If you are going to find your own honey hole in Southern Vermont, Bob Young will probably be the one to introduce you to it. Having cut his chops on the mighty Batten Kill River, Bob now offers fishing tours in the Manchester and Bennington areas and everywhere in between. Get lessons on wading or casting from the drift boat for beginners well-seasoned anglers alike.
No one knows the Black River like Chuck Kashner. So when it comes to catching brown and rainbow trout, bass, and pike, you had better consult this guide and tier first. Chuck also runs a guide service but he is glad to help you out with lessons or information, like the tip, “fish like to be wet and this time of the year having high water periods is good for the grand scheme of the season.”

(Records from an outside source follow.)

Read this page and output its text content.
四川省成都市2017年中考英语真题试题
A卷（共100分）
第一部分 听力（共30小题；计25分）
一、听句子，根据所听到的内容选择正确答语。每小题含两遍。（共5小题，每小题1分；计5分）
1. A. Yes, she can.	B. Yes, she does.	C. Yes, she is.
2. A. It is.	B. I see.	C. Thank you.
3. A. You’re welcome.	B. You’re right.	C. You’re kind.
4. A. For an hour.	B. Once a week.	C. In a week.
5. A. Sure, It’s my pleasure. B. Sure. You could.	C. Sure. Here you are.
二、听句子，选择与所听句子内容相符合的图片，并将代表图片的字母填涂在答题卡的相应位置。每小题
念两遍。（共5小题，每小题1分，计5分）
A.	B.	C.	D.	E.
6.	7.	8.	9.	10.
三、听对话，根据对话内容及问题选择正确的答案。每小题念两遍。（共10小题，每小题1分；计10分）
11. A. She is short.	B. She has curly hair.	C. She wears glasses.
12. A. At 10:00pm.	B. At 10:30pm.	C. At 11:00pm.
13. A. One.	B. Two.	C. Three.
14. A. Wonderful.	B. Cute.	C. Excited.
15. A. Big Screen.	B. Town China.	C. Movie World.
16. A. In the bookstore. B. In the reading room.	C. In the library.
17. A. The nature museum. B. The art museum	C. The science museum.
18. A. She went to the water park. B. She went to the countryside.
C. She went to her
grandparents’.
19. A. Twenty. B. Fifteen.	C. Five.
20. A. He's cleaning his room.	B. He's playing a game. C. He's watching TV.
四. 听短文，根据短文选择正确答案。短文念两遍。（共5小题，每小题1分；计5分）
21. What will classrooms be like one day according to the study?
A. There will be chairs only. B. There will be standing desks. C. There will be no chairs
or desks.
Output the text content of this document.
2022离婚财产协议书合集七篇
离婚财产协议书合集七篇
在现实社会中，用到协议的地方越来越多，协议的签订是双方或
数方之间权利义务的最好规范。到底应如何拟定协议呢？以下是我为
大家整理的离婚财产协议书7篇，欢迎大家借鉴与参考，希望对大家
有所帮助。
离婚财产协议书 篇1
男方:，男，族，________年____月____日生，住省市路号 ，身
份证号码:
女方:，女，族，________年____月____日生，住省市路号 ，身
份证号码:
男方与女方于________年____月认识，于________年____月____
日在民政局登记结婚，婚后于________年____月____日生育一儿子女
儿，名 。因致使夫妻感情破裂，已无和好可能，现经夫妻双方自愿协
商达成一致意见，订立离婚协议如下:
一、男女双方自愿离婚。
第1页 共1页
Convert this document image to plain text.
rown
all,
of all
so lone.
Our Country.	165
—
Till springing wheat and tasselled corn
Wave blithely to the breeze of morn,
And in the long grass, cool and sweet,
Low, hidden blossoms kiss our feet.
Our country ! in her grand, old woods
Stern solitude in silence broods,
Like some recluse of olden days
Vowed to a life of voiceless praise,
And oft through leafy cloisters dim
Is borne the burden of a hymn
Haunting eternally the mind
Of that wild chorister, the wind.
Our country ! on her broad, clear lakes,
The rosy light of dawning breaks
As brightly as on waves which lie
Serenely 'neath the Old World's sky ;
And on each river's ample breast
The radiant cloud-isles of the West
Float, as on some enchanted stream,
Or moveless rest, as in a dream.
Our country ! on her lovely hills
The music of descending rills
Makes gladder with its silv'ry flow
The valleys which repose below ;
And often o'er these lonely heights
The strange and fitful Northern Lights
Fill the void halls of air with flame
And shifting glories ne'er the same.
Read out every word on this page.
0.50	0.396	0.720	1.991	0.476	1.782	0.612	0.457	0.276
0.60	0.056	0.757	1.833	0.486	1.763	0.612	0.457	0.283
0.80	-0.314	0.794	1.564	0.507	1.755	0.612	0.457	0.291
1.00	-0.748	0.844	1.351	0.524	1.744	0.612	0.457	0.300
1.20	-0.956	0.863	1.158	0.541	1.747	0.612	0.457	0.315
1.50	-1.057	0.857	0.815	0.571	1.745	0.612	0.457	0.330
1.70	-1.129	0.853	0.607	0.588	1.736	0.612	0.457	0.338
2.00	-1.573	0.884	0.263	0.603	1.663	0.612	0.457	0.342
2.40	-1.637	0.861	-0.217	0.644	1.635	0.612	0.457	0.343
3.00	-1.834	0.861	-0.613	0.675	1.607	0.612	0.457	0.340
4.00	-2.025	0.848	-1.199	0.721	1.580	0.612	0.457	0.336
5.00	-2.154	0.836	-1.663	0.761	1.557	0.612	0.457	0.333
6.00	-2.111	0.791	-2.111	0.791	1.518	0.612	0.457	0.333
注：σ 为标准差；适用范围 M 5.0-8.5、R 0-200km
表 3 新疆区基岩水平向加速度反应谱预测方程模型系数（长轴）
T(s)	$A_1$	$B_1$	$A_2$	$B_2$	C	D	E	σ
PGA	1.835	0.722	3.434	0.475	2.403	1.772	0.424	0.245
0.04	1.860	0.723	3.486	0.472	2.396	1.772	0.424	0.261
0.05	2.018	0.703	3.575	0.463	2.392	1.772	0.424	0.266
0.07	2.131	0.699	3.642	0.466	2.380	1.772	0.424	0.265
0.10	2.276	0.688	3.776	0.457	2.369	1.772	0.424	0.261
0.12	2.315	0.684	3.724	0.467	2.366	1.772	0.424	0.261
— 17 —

Nobody knows the waterways between Waterbury and Winooski like Willy Dietrich, certified fly-casting instructor by the Federation of Fly Fishers. In July, when trout season is winding down, it is small mouth bass time, and Willy can show you just how to angle them. It all about the warm temperatures and good top water action.
When you are on the Lamoille and Winooski Rivers, Otter Creek, or Mettawee River, there is one name to know. Ed Schirmer is a guide, instructor, an outfitter, and a tier. While his specialty is trout, he will also go for pike and bass as well. Since 1975, Ed has also been selling gear and clothing to outfit all of your angling adventures.
A 60-mile river and tributary of the Connecticut River, the White River is stocked with trout and salmon by Vermont Fish and Game. It is often overlooked in favor of the Lake Champlain tributaries, but fishing the White is almost always yields a catch due to its well-known rapids and relatively low fishing popularity.
A tributary of Lake Memphremagog, the Clyde River is a beautiful trout stream with several sections of slow water are supplemented by short sections of rapids, where landlocked salmon come to spawn. Fly fishing the Clyde River requires many different strategies, as it is a very diverse river. Water types vary as the river is influenced by ponds and lakes as well as tributary streams.